Published March 30, 2019 | Version v1
Journal article Open

Politics of inequality in the urban water cycle: experiences from Argentina and Brazil

  • 1. National Scientific and Technical Council (CONICET), Argentina
  • 2. Federal University of Rio de Janeiro (UFRJ), Brazil
  • 3. Federal University of the ABC (UFABC), Sao Paulo, Brazil
  • 4. University of Sao Paulo, Brazil
  • 5. National Institute of Space Research, Sao Paulo, Brazil
  • 6. National University of Mar del Plata, Argentina

Description

his issue is part of the activities of the WATERLAT-GOBACIT Network’s Thematic Area 3 (TA3), the Urban Water Cycle and Essential Public Services (http://waterlat. org/thematic-areas/ta3/). TA3 brings together academics, students, professionals working in the public sector, workers’ unions, practitioners from Non-Governmental Organizations, activists and members of civil society groups, and representatives of communities and users of public services, among others. The remit of this TA is broad, as the name suggests, but it has a strong focus on the political ecology of urban water, with emphasis on the politics of essential water services. Key issues addressed within this framework have been the neoliberalization of water services, social struggles against privatization and mercantilization of these services, the politics of public policy and management in the sector, water inequality and injustice in urban areas, and the contradictions and conflicts surrounding the status of water and water services as a public good, as a common good, as a commodity, as a citizenship right, and more recently, as a human right. 

The issue features four articles, three covering topics from Brazil, in Portuguese, and one from Argentina, in Spanish. Article 1 is authored by Suyá Quintslr, Antonella Maiello, and Ana Lúcia Britto, from the Federal University of Rio de Janeiro, and addresses the situation of unequal access to water and environmental vulnerability more generally in the Rio de Janeiro Metropolitan Region. The article is based on research carried out in Queimados municipality, in the Baixada Fluminense, as part of the Network’s DESAFIO Project (http://waterlat.org/projects/desafio/), which was developed between 2013 and 2015. Article 2 was authored by Marcelo Aversa, Vanessa Lucena Empinotti, and Jeroen Johannes Klink, from the Federal University of the ABC in Sao Paulo. It presents a critical discussion of the notion of human right to water adopted by the International System of Human Rights, exposing the contradictions of the concept and of the normative structure behind it, which among other issues simultaneously promotes the human right to water and water privatization as a possible option. The authors also emphasise the contradictions between the privatization-friendly approach to the human right to water promoted by international organizations and national governments and the “philosophy of Living in Plenitude (Buen Vivir)” grounded on Andean indigenous cultures, which inspired pioneering constitutional reforms on this issue in Ecuador and Bolivia. 

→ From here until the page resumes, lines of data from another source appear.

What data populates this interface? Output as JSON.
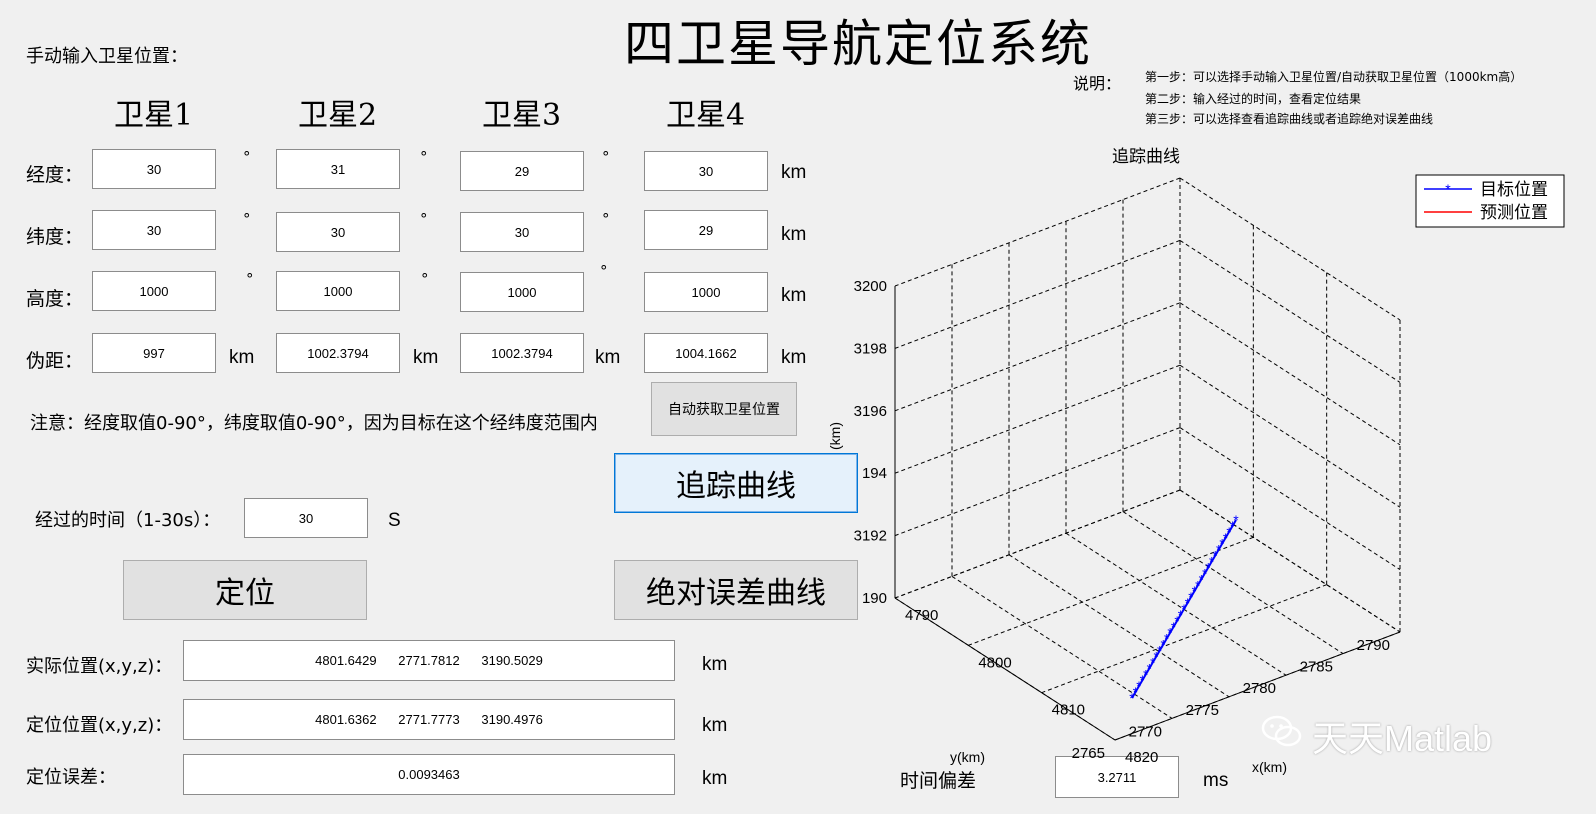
{
  "title": "四卫星导航定位系统",
  "manual_input_label": "手动输入卫星位置：",
  "satellites": [
    {
      "name": "卫星1",
      "lon": "30",
      "lat": "30",
      "alt": "1000",
      "pseudo": "997"
    },
    {
      "name": "卫星2",
      "lon": "31",
      "lat": "30",
      "alt": "1000",
      "pseudo": "1002.3794"
    },
    {
      "name": "卫星3",
      "lon": "29",
      "lat": "30",
      "alt": "1000",
      "pseudo": "1002.3794"
    },
    {
      "name": "卫星4",
      "lon": "30",
      "lat": "29",
      "alt": "1000",
      "pseudo": "1004.1662"
    }
  ],
  "row_labels": {
    "lon": "经度：",
    "lat": "纬度：",
    "alt": "高度：",
    "pseudo": "伪距："
  },
  "degree_symbol": "°",
  "km": "km",
  "note_text": "注意：经度取值0-90°，纬度取值0-90°，因为目标在这个经纬度范围内",
  "auto_button": "自动获取卫星位置",
  "time_label": "经过的时间（1-30s）：",
  "time_value": "30",
  "time_unit": "S",
  "locate_button": "定位",
  "track_button": "追踪曲线",
  "abs_error_button": "绝对误差曲线",
  "actual_label": "实际位置(x,y,z)：",
  "actual_value": "4801.6429      2771.7812      3190.5029",
  "located_label": "定位位置(x,y,z)：",
  "located_value": "4801.6362      2771.7773      3190.4976",
  "error_label": "定位误差：",
  "error_value": "0.0093463",
  "time_bias_label": "时间偏差",
  "time_bias_value": "3.2711",
  "time_bias_unit": "ms",
  "instructions": {
    "label": "说明：",
    "steps": [
      "第一步：可以选择手动输入卫星位置/自动获取卫星位置（1000km高）",
      "第二步：输入经过的时间，查看定位结果",
      "第三步：可以选择查看追踪曲线或者追踪绝对误差曲线"
    ]
  },
  "watermark": "天天Matlab",
  "chart_data": {
    "type": "line3d",
    "title": "追踪曲线",
    "legend": [
      "目标位置",
      "预测位置"
    ],
    "legend_placement": "top-right",
    "xlabel": "x(km)",
    "ylabel": "y(km)",
    "zlabel": "(km)",
    "x_ticks": [
      "4790",
      "4800",
      "4810",
      "4820"
    ],
    "y_ticks": [
      "2765",
      "2770",
      "2775",
      "2780",
      "2785",
      "2790"
    ],
    "z_ticks": [
      "190",
      "3192",
      "194",
      "3196",
      "3198",
      "3200"
    ],
    "grid": true,
    "colors": {
      "target": "#0000ff",
      "predicted": "#ff0000"
    }
  }
}
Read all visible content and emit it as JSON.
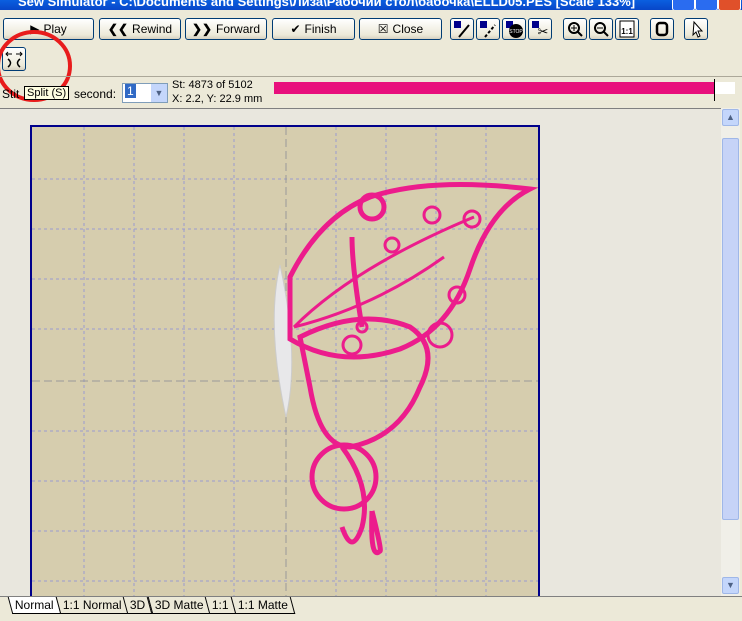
{
  "window": {
    "title": "Sew Simulator - C:\\Documents and Settings\\Лиза\\Рабочий стол\\бабочка\\ELLD05.PES [Scale 133%]"
  },
  "toolbar": {
    "play": "Play",
    "rewind": "Rewind",
    "forward": "Forward",
    "finish": "Finish",
    "close": "Close",
    "icons": [
      "jump-stitch-icon",
      "trim-stitch-icon",
      "stop-icon",
      "scissors-icon",
      "zoom-in-icon",
      "zoom-out-icon",
      "actual-size-icon",
      "fit-icon",
      "pointer-icon",
      "split-icon"
    ]
  },
  "status": {
    "label_prefix": "Stit",
    "tooltip": "Split (S)",
    "label_suffix": "second:",
    "speed_value": "1",
    "stitch": "St: 4873 of 5102",
    "coords": "X: 2.2, Y: 22.9 mm",
    "progress_percent": 95.5,
    "progress_color": "#e8107c"
  },
  "tabs": [
    "Normal",
    "1:1 Normal",
    "3D",
    "3D Matte",
    "1:1",
    "1:1 Matte"
  ],
  "active_tab": "Normal",
  "colors": {
    "thread": "#ec1c8c",
    "design_bg": "#d6cdae",
    "annotation": "#e81c1c"
  }
}
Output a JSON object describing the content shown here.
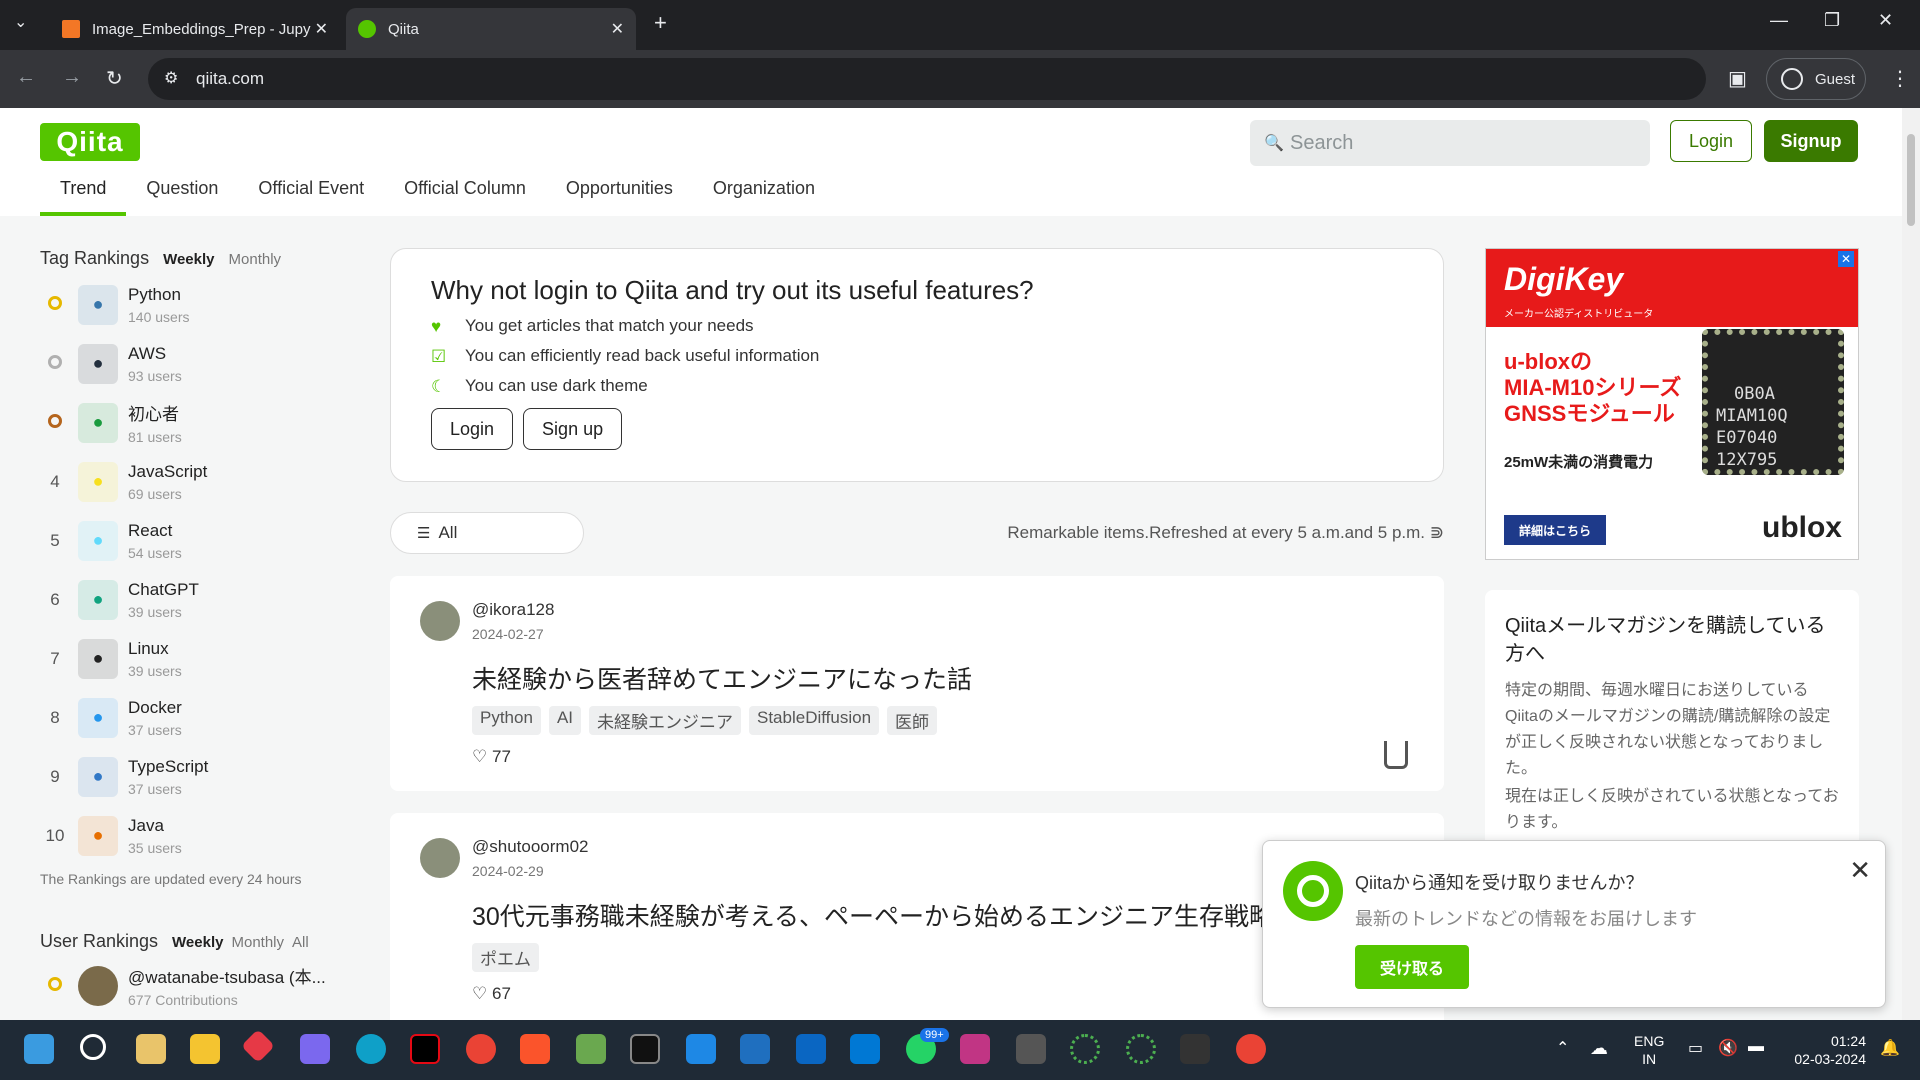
{
  "browser": {
    "tabs": [
      {
        "title": "Image_Embeddings_Prep - Jupy",
        "active": false
      },
      {
        "title": "Qiita",
        "active": true
      }
    ],
    "url": "qiita.com",
    "profile": "Guest"
  },
  "header": {
    "logo": "Qiita",
    "search_placeholder": "Search",
    "login": "Login",
    "signup": "Signup",
    "nav": [
      "Trend",
      "Question",
      "Official Event",
      "Official Column",
      "Opportunities",
      "Organization"
    ]
  },
  "tag_rankings": {
    "title": "Tag Rankings",
    "weekly": "Weekly",
    "monthly": "Monthly",
    "items": [
      {
        "rank": "",
        "name": "Python",
        "users": "140 users",
        "icon": "python-icon",
        "color": "#3776ab"
      },
      {
        "rank": "",
        "name": "AWS",
        "users": "93 users",
        "icon": "aws-icon",
        "color": "#232f3e"
      },
      {
        "rank": "",
        "name": "初心者",
        "users": "81 users",
        "icon": "beginner-icon",
        "color": "#1a9b3e"
      },
      {
        "rank": "4",
        "name": "JavaScript",
        "users": "69 users",
        "icon": "javascript-icon",
        "color": "#f7df1e"
      },
      {
        "rank": "5",
        "name": "React",
        "users": "54 users",
        "icon": "react-icon",
        "color": "#61dafb"
      },
      {
        "rank": "6",
        "name": "ChatGPT",
        "users": "39 users",
        "icon": "chatgpt-icon",
        "color": "#10a37f"
      },
      {
        "rank": "7",
        "name": "Linux",
        "users": "39 users",
        "icon": "linux-icon",
        "color": "#222222"
      },
      {
        "rank": "8",
        "name": "Docker",
        "users": "37 users",
        "icon": "docker-icon",
        "color": "#2496ed"
      },
      {
        "rank": "9",
        "name": "TypeScript",
        "users": "37 users",
        "icon": "typescript-icon",
        "color": "#3178c6"
      },
      {
        "rank": "10",
        "name": "Java",
        "users": "35 users",
        "icon": "java-icon",
        "color": "#e76f00"
      }
    ],
    "updated": "The Rankings are updated every 24 hours"
  },
  "user_rankings": {
    "title": "User Rankings",
    "weekly": "Weekly",
    "monthly": "Monthly",
    "all": "All",
    "top": {
      "name": "@watanabe-tsubasa (本...",
      "contrib": "677 Contributions"
    }
  },
  "promo": {
    "title": "Why not login to Qiita and try out its useful features?",
    "features": [
      "You get articles that match your needs",
      "You can efficiently read back useful information",
      "You can use dark theme"
    ],
    "login": "Login",
    "signup": "Sign up"
  },
  "filter": {
    "all": "All",
    "remark": "Remarkable items.Refreshed at every 5 a.m.and 5 p.m."
  },
  "articles": [
    {
      "user": "@ikora128",
      "date": "2024-02-27",
      "title": "未経験から医者辞めてエンジニアになった話",
      "tags": [
        "Python",
        "AI",
        "未経験エンジニア",
        "StableDiffusion",
        "医師"
      ],
      "likes": "77"
    },
    {
      "user": "@shutooorm02",
      "date": "2024-02-29",
      "title": "30代元事務職未経験が考える、ペーペーから始めるエンジニア生存戦略",
      "tags": [
        "ポエム"
      ],
      "likes": "67"
    }
  ],
  "ad": {
    "brand": "DigiKey",
    "sub": "メーカー公認ディストリビュータ",
    "lines": [
      "u-bloxの",
      "MIA-M10シリーズ",
      "GNSSモジュール"
    ],
    "power": "25mW未満の消費電力",
    "chip": [
      "0B0A",
      "MIAM10Q",
      "E07040",
      "12X795"
    ],
    "detail": "詳細はこちら",
    "maker": "ublox"
  },
  "magazine": {
    "title": "Qiitaメールマガジンを購読している方へ",
    "body1": "特定の期間、毎週水曜日にお送りしているQiitaのメールマガジンの購読/購読解除の設定が正しく反映されない状態となっておりました。",
    "body2": "現在は正しく反映がされている状態となっております。"
  },
  "notification": {
    "title": "Qiitaから通知を受け取りませんか？",
    "body": "最新のトレンドなどの情報をお届けします",
    "accept": "受け取る"
  },
  "taskbar": {
    "lang": "ENG",
    "region": "IN",
    "time": "01:24",
    "date": "02-03-2024",
    "badge": "99+"
  }
}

Article 3, by Ana Paula Fracalanza and Mariana Gutierres Arteiro da Paz, from the University of Sao Paulo, focuses on the “crisis of water governance” reflected in the catastrophic water shortages affecting the metropolitan regions of the State of Sao Paulo since 2014. The authors emphasise the contradictions in the urban politics of water and sanitation services, particularly in the Sao Paulo Metropolitan Region, where these services are run on a commercial basis. Among other issues, the article discusses the deepening of the conditions of vulnerability, inequality and injustice affecting the poorer sectors of the population, which according to the authors are caused by the dominant capitalist approach to water management and the lack of implementation of democratic principles and mechanisms enshrined in the 1988 Constitution, such as effective social participation in the control and monitoring of the management of essential services. Article 4 was authored by Ana Núñez, from the National University of Mar del Plata, Argentina, and proposes a critique of prevailing approaches to 

public-policy analysis using examples from the history of water and sanitation services in Argentina. The author argues that there is a need to transcend what she terms “the hegemonic academic literature that places emphasis on the techno-bureaucratic and physical aspects of management” and proposes to focus on how public policies are generated and developed, giving analytical pre-eminence to the study of these policies “as a process and an instrument of social struggle” in the context of a capitalist social order grounded on the production and reproduction of social inequalities. 

The topics covered by the four articles are of the highest relevance. They address problems that are among the key factors accounting for the failure in meeting the 2015 Millennium Development Goals for water and sanitation services, and contribute to the ongoing debates about the obstacles and opportunities that we face in relation to the new challenges set by the 2030 Sustainable Development Goals, which aim to universalise the access to water, sanitation and hygiene.